Objective This study aimed to investigate the expression and clinical significance of N6-methyladenosine (m6A) modification of circular RNA (circRNA) in oral leukoplakia (OLK) and oral squamous carcinoma cell (OSCC) tissues. Methods Using methylation RNA immunoprecipitation high-throughput sequencing technology (MeRIP-seq) and RNA high-throughput sequencing technology (RNA-seq), the first circRNA transcriptome analysis for detecting m6A methylationome profiles in OLK and OSCC tissues was obtained, followed by bioinformatics analysis. The qRT-PCR technique and protein immunoblotting technique were used to detect the expression of m6A methylesterase in OLK versus OSCC tissues.

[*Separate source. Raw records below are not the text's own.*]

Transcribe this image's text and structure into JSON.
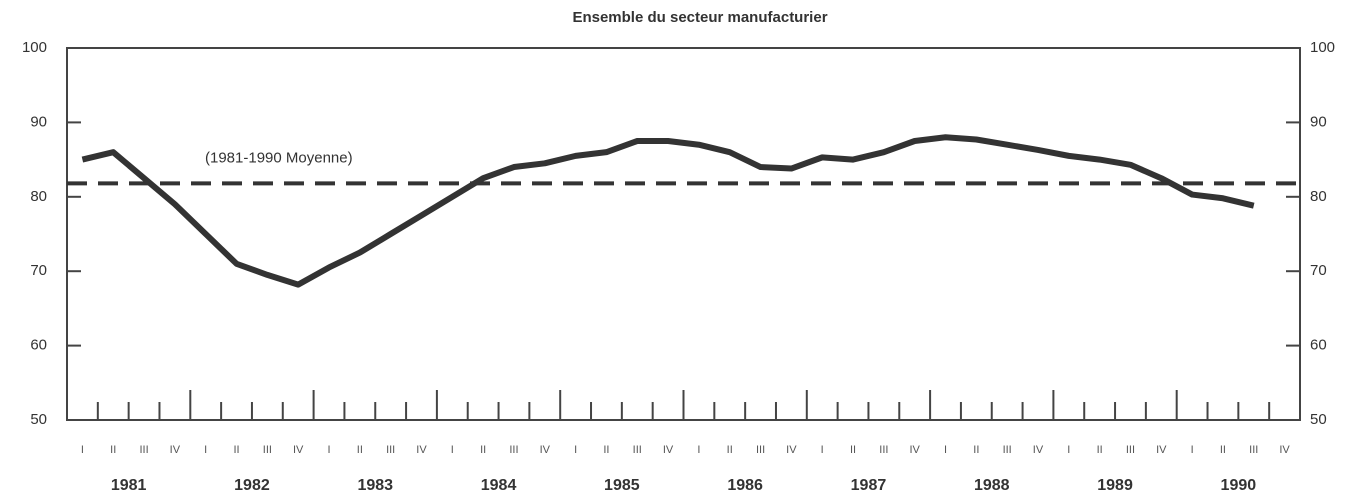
{
  "chart_data": {
    "type": "line",
    "title": "Ensemble du secteur manufacturier",
    "categories": [
      "I",
      "II",
      "III",
      "IV",
      "I",
      "II",
      "III",
      "IV",
      "I",
      "II",
      "III",
      "IV",
      "I",
      "II",
      "III",
      "IV",
      "I",
      "II",
      "III",
      "IV",
      "I",
      "II",
      "III",
      "IV",
      "I",
      "II",
      "III",
      "IV",
      "I",
      "II",
      "III",
      "IV",
      "I",
      "II",
      "III",
      "IV",
      "I",
      "II",
      "III",
      "IV"
    ],
    "years": [
      "1981",
      "1982",
      "1983",
      "1984",
      "1985",
      "1986",
      "1987",
      "1988",
      "1989",
      "1990"
    ],
    "series": [
      {
        "name": "Ensemble du secteur manufacturier",
        "color": "#333333",
        "values": [
          85,
          86,
          82.5,
          79,
          75,
          71,
          69.5,
          68.2,
          70.5,
          72.5,
          75,
          77.5,
          80,
          82.5,
          84,
          84.5,
          85.5,
          86,
          87.5,
          87.5,
          87,
          86,
          84,
          83.8,
          85.3,
          85,
          86,
          87.5,
          88,
          87.7,
          87,
          86.3,
          85.5,
          85,
          84.3,
          82.5,
          80.3,
          79.8,
          78.8,
          null
        ]
      }
    ],
    "average": {
      "label": "(1981-1990 Moyenne)",
      "value": 81.8
    },
    "ylim": [
      50,
      100
    ],
    "yticks": [
      50,
      60,
      70,
      80,
      90,
      100
    ],
    "y2lim": [
      50,
      100
    ],
    "y2ticks": [
      50,
      60,
      70,
      80,
      90,
      100
    ]
  }
}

Results In this study, 275 differential m6A methylation peaks were identified in OLK and OSCC, among which 193 peaks were up-regulated and 82 were down-regulated. Additionally, 198 differential m6A methylation modified circRNAs were observed, with 127 up-regulated and 71 down-regulated (FC = 2, P < 0.05). Most of the identified circRNAs that underwent m6A methylation alterations were derived from overlapping regions. It was found that the differential expression of circRNAs was not correlated with the joint analysis of significantly different m6A-circRNAs between the two groups. Furthermore, downregulation of mETTL14 and FTO protein levels was observed in OSCC tissues, although there were no discernible alterations in RNA levels. Conclusion Our study suggests that m6A methylation modification of circRNA may play a role in the development of oral leukoplakia, and that METTL14 and FTO may be important methylation enzymes that influence the development of oral leukoplakia. These findings may open up new research directions for in-depth investigations to clarify the molecular mechanisms of OLK carcinogenesis. Overall design: From August 2020 to September 2021, we collected lesion tissues from patients with oral leukoplakia (OLK) and oral mucosal squamous cell carcinoma (OSCC) from the Department of Oral Mucosa of our hospital. For high-throughput sequencing of methylated RNA co-immunoprecipitation, three samples from each of the LK group and the SCC group were selected.